Fox Observatory
- Organization: Florida Amateur Astronomers Association
- Location: Markham Park, Sunrise, Florida, US
- Coordinates: 26°7′45.5″N 80°21′35.7″W﻿ / ﻿26.129306°N 80.359917°W
- Weather: Variable
- Website: http://www.sfaaa.com/

Telescopes
- unnamed: 16" SCT
- Meade LX200: 14" SCT
- Brandon Refractor: 6" refractor
- unnamed: 13" DOB
- unnamed: 8" DOB

= Fox Observatory =

Observatory in Sunrise, Florida

Fox Observatory is an astronomical observatory owned and operated by South Florida Amateur Astronomers Association. It is located in Sunrise, Florida (US).
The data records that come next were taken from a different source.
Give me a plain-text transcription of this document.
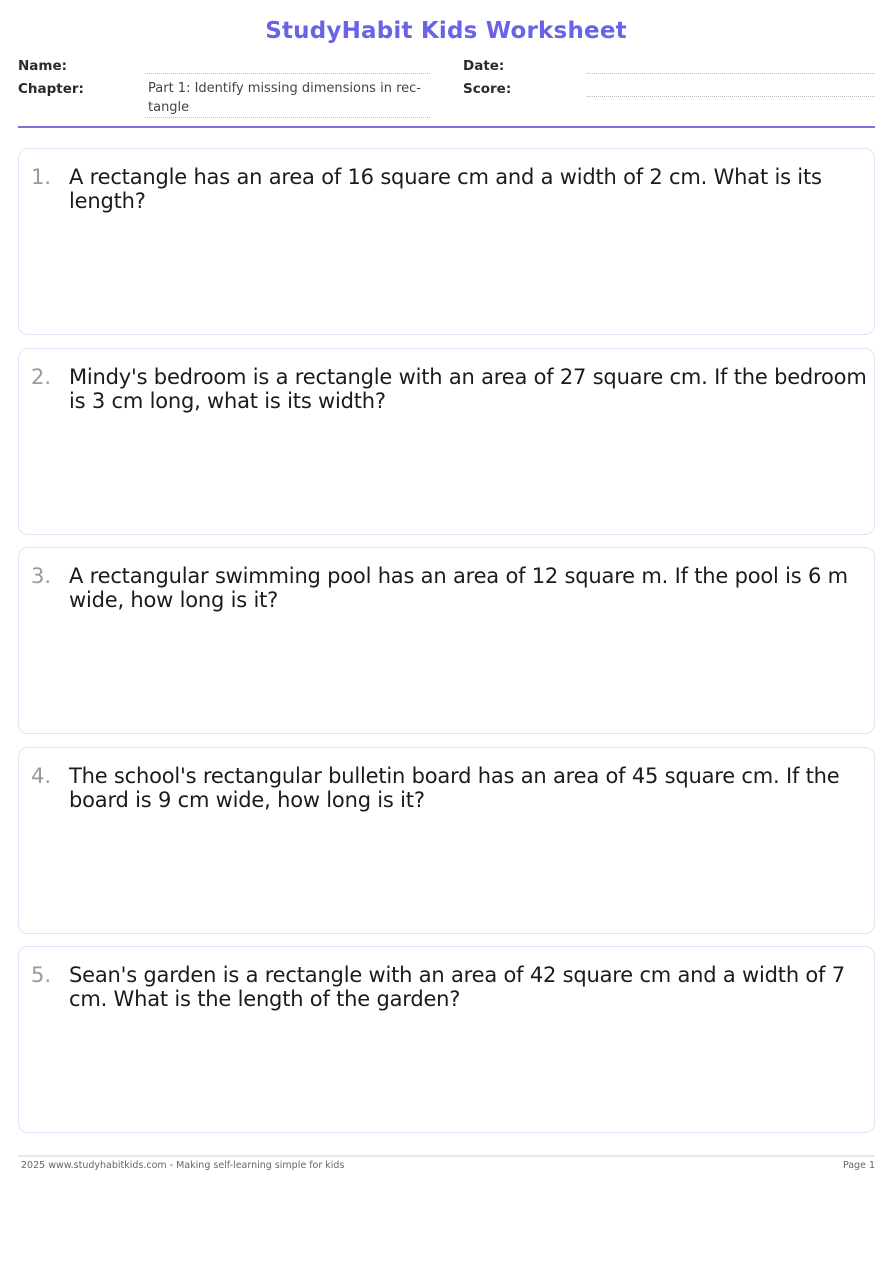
StudyHabit Kids Worksheet
Name:
Chapter:	Part 1: Identify missing dimensions in rec-tangle
Date:
Score:
1. A rectangle has an area of 16 square cm and a width of 2 cm. What is its length?
2. Mindy's bedroom is a rectangle with an area of 27 square cm. If the bedroom is 3 cm long, what is its width?
3. A rectangular swimming pool has an area of 12 square m. If the pool is 6 m wide, how long is it?
4. The school's rectangular bulletin board has an area of 45 square cm. If the board is 9 cm wide, how long is it?
5. Sean's garden is a rectangle with an area of 42 square cm and a width of 7 cm. What is the length of the garden?
2025 www.studyhabitkids.com - Making self-learning simple for kids	Page 1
In the late 1960s, Dr. Joseph Dennison Fox, Professor of Astronomy and History, completed his tenure at the University of Puerto Rico, and with his wife Sylvia, retired to North Miami. He brought with him an optical tube assembly for a 6-inch f/15 refractor. This telescope, in its updated and restored state, now resides in the Fox Observatory, on the grounds of Markham Park. The lens and original tube assembly were built by Chester Brandon, renowned as a designer of eyepieces and objective lenses. (The lens was ground from special blanks made by Dow-Corning. The uniqueness of the glass and the increased air space and thickness qualified the lens for a new patent.) The mounting of the telescope is made in part from a landing gear off a World War II, P-38 fighter.

In 1965, the South Florida Amateur Astronomers Association Inc., was formed. In 1970, Dr. Fox joined, and in June 1973, he donated the Brandon refractor to the club. The refractor was to be housed in a yet-to-be-built observatory, located west of Fort Lauderdale. The new observatory would be named for Dr. Fox in recognition of his generosity and leadership.

Initial plans for the grounds, building and roof were drawn up on July 13, 1974. Broward County okayed the final architectural drawings on November 10, 1975, and the building permit was issued on Thursday, November 13. The observatory was officially named for Dr. Fox a week later, on the 20th.

On Sunday, March 20, 1977, at 4:30 p.m., one year behind schedule, the Fox Astronomical Observatory was dedicated. The Brandon refractor, with its P-38 mount and asbestos covered aluminum tube, was in its present position. Present at the dedication was astronomer Jack Horkheimer.

In 1978, a vintage, 1923, Zeiss mount became available for the 6-inch Brandon refractor through Art Smith of the Miami Space Transit Planetarium. When the new mount was installed, the P-38 mount was stored, but later lost.

Between August 1993 and July 1995, the Brandon refractor was restored by Tom Peters, a club member and restorations expert. The club voted to put the job of refurbishing the entire instrument, including the Zeiss equatorial mount, in Tom's skillful hands on August 5, 1993. Everything was dismantled, and the objective was sent to D & G Optical to be refinished. After completion of the task, Barry Greiner, of D & G, mounted the objective in a new aluminum tube, with light baffles. (The surface tested at better than 1/20 wave, measured at the surface.)

Since the opening of the observatory in 1977, more than 100,000 visitors have visited the observatory, located in Markham Park, 12 miles west of Fort Lauderdale, Florida on SR-84, and it is available for public viewing every Saturday evening.